Linda Robson reveals scary dementia safety

Loose Women's Linda Robson has acknowledged that she is afraid of getting dementia – so much that she regularly tests to make sure she does not develop it.

The 60-year-old, currently supporting the Alzheimer's Society, revealed that her fear comes from seeing her beloved mother, Rita, going through the disease.

She confessed to The Sunday times, "A person develops dementia every three months in Britain.

"I'm testing myself all the time to make sure I do not get it. I try to remember numbers, things like that." I've seen from the first hand experience how it's going to be life up and down.

Linda's mother had permission for several years before she left in 2012. She has acknowledged that the experience of seeing Rita go through the disease was difficult to review.

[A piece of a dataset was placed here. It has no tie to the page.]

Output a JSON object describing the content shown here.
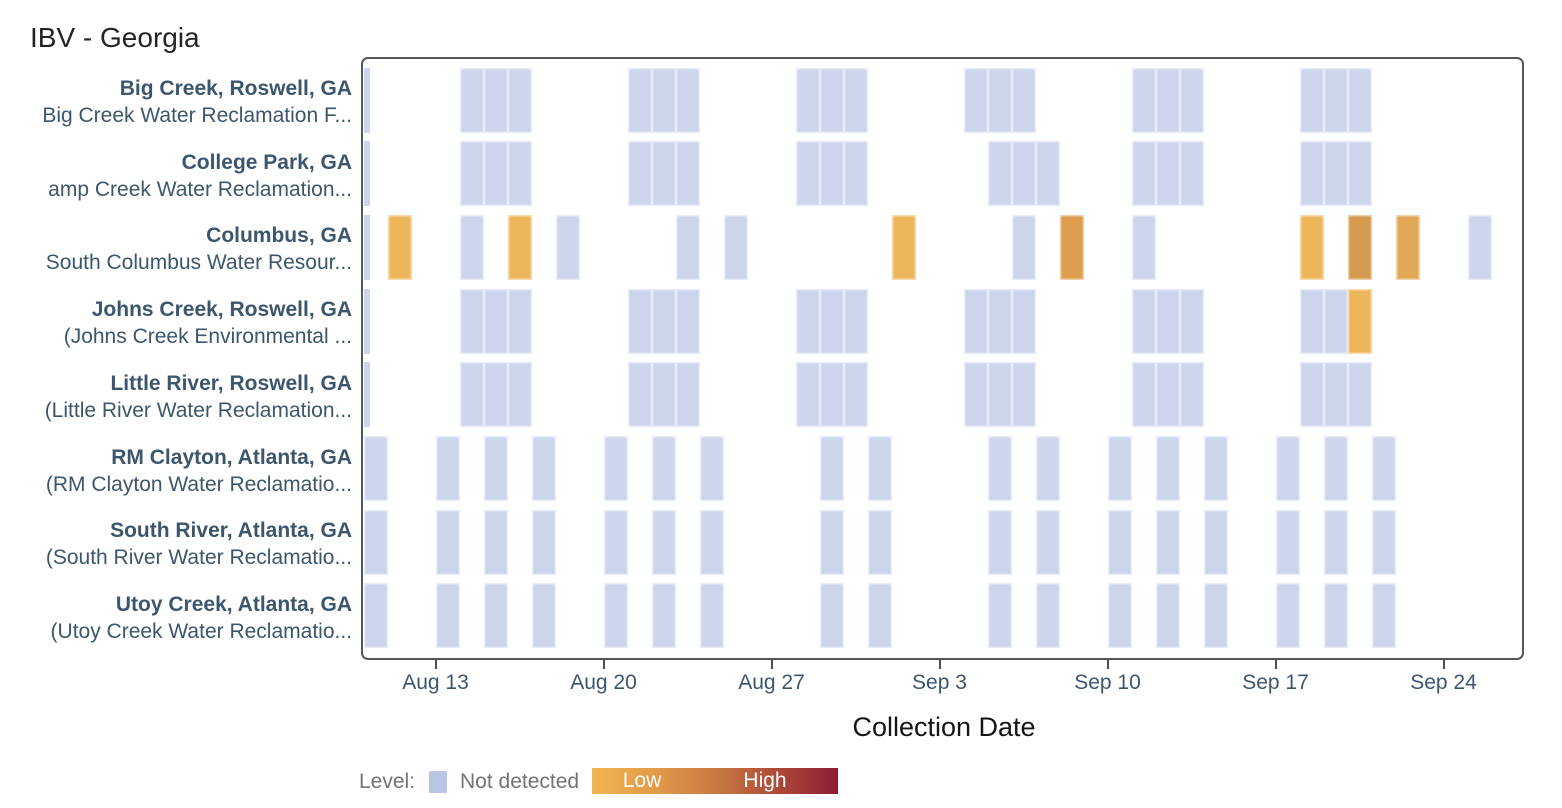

The Solving women The star said, "It was terrible to see the woman I worshiped deteriorating. It's not a day when I do not think about my mom."

She continued to admit that one of the worst parts was when Rita stopped recognizing her and her family. Linda said, "It's awful to see that your love disappears before you. It's hard when they do not recognize you or their grandchildren."

Linda also confessed to see that her mother, Rita, goes through dementia, has made her more determined than ever to help fight the disease. She discussed her support for Alzheimer's society, she said, "She has made me determined to do all I can to help defeat dementia."

Linda Robson is not the only one Solving women panelist who has been affected by the dementia's impact. Ruth Langsford's father, Dennis, was also diagnosed with the disease in the 70's.

When she talked about how it affected her and her family, she has previously said, "When someone you love has dementia, you know you've lost them long before they actually die.

MORE: What is the difference between Alzheimer's disease and dementia?

"They can sit in a room with you but they are not necessarily aware of it. It's heartbreaking. You want to remember the vivid person they were, but you have to let the sorrow fall."

While a diagnosis of Alzheimer's or dementia can be scary, the Alzheimer's Society is important to share with you that you can still live well with the disease.

Many people who get the disease can still work independently for several years after being told that they have it, and helpful tricks like a memorandum and make your home more demented can help you live a lifetime while fighting for the disease.

For more advice and support and information on how you or a loved one can live well with dementia, visit Alzheimer's society here.